U.S. Secretary of State Mike Pompeo denied that North Korea’s recent missile launches have dampened the mood for dialogue, saying working level talks with Pyongyang will resume “in a couple of weeks.”

In a joint press conference with British Foreign Secretary Dominic Raab, Pompeo delivered the Donald Trump administration’s usual, measured stance on North Korea’s recent series of provocations, saying the lack of a long-range missile or nuclear test were “good things.”

Stressing the administration remained unwavering in its strategy to achieve the North’s full, final denuclearization, Pompeo further said the U.S. was watching the actions of the regime while planning for negotiations to kick off again in “a couple of weeks.”

When asked whether the environment for discussions with Pyongyang may be dampened by the North’s recent actions, the secretary answered with a terse “No.”

The timeframe of “a couple of weeks” provided by Pompeo appears to be aimed at the closing of joint exercises between the United States and South Korea, which kicked off on Monday and are expected to continue until late this month.

While dragging its feet in restarting working level talks, Pyongyang has objected heavily to the drills as a part of what analysts say is a likely move to build up its leverage in the nuclear negotiations with the hope of gaining further concessions from Washington.

On Tuesday, North Korea’s envoy to the UN-backed Conference on Disarmament, Ju Yong-chol, slammed the U.S. for staging military exercises in consort with the South, which he said incited “military tension” on the Korean Peninsula.

Pyongyang’s state media also said the regime’s newest test of two tactical guided missiles served as an “adequate warning” to the U.S. and South Korea in response to the drills.
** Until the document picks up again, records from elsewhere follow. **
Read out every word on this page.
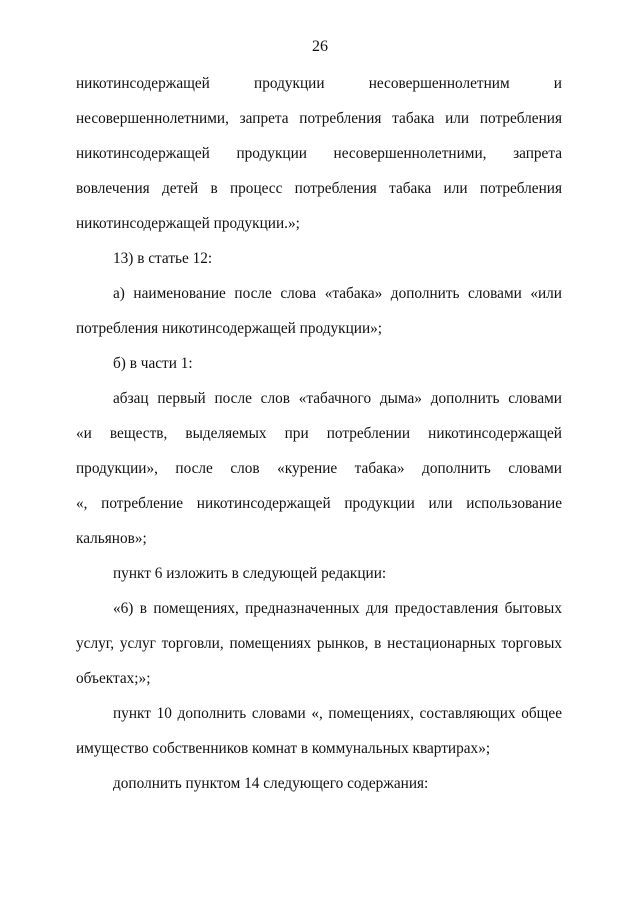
26
никотинсодержащей продукции несовершеннолетним и
несовершеннолетними, запрета потребления табака или потребления
никотинсодержащей продукции несовершеннолетними, запрета
вовлечения детей в процесс потребления табака или потребления
никотинсодержащей продукции.»;
13) в статье 12:
а) наименование после слова «табака» дополнить словами «или
потребления никотинсодержащей продукции»;
б) в части 1:
абзац первый после слов «табачного дыма» дополнить словами
«и веществ, выделяемых при потреблении никотинсодержащей
продукции», после слов «курение табака» дополнить словами
«, потребление никотинсодержащей продукции или использование
кальянов»;
пункт 6 изложить в следующей редакции:
«6) в помещениях, предназначенных для предоставления бытовых
услуг, услуг торговли, помещениях рынков, в нестационарных торговых
объектах;»;
пункт 10 дополнить словами «, помещениях, составляющих общее
имущество собственников комнат в коммунальных квартирах»;
дополнить пунктом 14 следующего содержания:
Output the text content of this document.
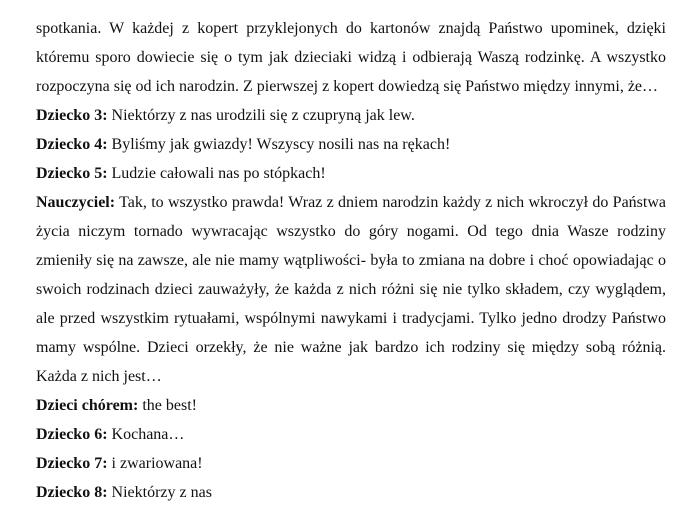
spotkania. W każdej z kopert przyklejonych do kartonów znajdą Państwo upominek, dzięki któremu sporo dowiecie się o tym jak dzieciaki widzą i odbierają Waszą rodzinkę. A wszystko rozpoczyna się od ich narodzin. Z pierwszej z kopert dowiedzą się Państwo między innymi, że…

Dziecko 3: Niektórzy z nas urodzili się z czupryną jak lew.

Dziecko 4: Byliśmy jak gwiazdy! Wszyscy nosili nas na rękach!

Dziecko 5: Ludzie całowali nas po stópkach!

Nauczyciel: Tak, to wszystko prawda! Wraz z dniem narodzin każdy z nich wkroczył do Państwa życia niczym tornado wywracając wszystko do góry nogami. Od tego dnia Wasze rodziny zmieniły się na zawsze, ale nie mamy wątpliwości- była to zmiana na dobre i choć opowiadając o swoich rodzinach dzieci zauważyły, że każda z nich różni się nie tylko składem, czy wyglądem, ale przed wszystkim rytuałami, wspólnymi nawykami i tradycjami. Tylko jedno drodzy Państwo mamy wspólne. Dzieci orzekły, że nie ważne jak bardzo ich rodziny się między sobą różnią. Każda z nich jest…

Dzieci chórem: the best!

Dziecko 6: Kochana…

Dziecko 7: i zwariowana!

Dziecko 8: Niektórzy z nas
Analysts in South Korea and the U.S., say the regime may be trying to enhance its military capabilities with its four tests from July 25 to Tuesday, as well as two earlier ballistic missile launches in May.

In a report on Tuesday, the Washington-based North Korea research website 38 North published focused particularly on Pyongyang’s tests of a “new, guided multiple launch rocket system” on July 31 and Aug. 2, saying the regime appears to have developed a new system technically equivalent to a ballistic missile that could “provide a modest increase in the threat by subjecting more U.S. and ROK [Republic of Korea; South Korea] targets in South Korea to saturation attack.”
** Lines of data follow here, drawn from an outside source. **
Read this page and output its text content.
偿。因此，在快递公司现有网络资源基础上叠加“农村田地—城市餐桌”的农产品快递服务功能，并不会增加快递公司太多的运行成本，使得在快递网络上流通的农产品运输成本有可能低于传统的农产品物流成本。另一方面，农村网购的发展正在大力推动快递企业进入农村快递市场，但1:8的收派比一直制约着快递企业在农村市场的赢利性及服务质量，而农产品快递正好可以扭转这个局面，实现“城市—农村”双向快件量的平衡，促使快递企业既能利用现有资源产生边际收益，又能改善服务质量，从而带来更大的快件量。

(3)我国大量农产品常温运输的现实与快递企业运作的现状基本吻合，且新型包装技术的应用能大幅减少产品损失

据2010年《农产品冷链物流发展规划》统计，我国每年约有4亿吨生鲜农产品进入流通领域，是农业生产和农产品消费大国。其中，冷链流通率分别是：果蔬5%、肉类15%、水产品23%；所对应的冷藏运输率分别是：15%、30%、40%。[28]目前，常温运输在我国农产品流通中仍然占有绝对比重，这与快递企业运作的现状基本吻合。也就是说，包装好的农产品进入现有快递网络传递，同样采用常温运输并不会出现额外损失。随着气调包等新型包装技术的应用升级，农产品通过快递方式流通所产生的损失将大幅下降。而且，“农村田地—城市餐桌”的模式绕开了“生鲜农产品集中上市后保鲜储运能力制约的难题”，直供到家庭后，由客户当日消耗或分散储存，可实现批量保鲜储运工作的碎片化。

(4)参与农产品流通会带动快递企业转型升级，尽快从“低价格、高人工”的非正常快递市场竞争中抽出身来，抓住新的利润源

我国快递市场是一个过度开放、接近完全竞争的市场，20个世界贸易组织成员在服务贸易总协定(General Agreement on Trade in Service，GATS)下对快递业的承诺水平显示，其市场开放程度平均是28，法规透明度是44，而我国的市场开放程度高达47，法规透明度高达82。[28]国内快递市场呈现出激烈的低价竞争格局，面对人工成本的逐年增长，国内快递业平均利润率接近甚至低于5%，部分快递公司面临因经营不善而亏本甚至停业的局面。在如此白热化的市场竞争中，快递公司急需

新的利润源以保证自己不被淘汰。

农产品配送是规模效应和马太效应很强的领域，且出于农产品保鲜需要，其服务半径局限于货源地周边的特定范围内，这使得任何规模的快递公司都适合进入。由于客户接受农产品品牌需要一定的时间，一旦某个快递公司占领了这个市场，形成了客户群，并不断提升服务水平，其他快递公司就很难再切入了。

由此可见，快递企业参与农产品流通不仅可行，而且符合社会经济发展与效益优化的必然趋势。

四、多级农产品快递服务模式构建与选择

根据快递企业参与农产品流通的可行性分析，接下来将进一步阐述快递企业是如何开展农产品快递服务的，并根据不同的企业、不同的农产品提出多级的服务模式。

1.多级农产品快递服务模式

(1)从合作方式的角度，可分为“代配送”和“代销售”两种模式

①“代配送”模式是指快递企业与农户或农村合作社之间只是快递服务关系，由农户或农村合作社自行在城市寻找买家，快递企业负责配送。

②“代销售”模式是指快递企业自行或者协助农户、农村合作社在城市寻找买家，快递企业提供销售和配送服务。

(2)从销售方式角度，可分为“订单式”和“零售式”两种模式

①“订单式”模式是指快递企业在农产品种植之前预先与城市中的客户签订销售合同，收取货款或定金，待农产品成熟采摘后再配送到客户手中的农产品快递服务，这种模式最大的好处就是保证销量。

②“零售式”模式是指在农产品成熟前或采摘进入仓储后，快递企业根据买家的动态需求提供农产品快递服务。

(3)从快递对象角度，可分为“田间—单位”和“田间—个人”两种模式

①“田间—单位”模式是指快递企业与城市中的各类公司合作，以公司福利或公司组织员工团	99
The White House’s biggest hardliner toward the North, National Security Adviser John Bolton, told Fox News on Tuesday that the North’s aim with its missile test earlier that day appeared to be getting the short range missiles, called KN-23 by the U.S. and South Korean intelligence, fully operational.

“The president and [North Korean leader] Kim Jong-un have an understanding that Kim Jong-un is not going to launch longer range, intercontinental range ballistic missiles, and so I think the president is watching this very, very carefully,” he said.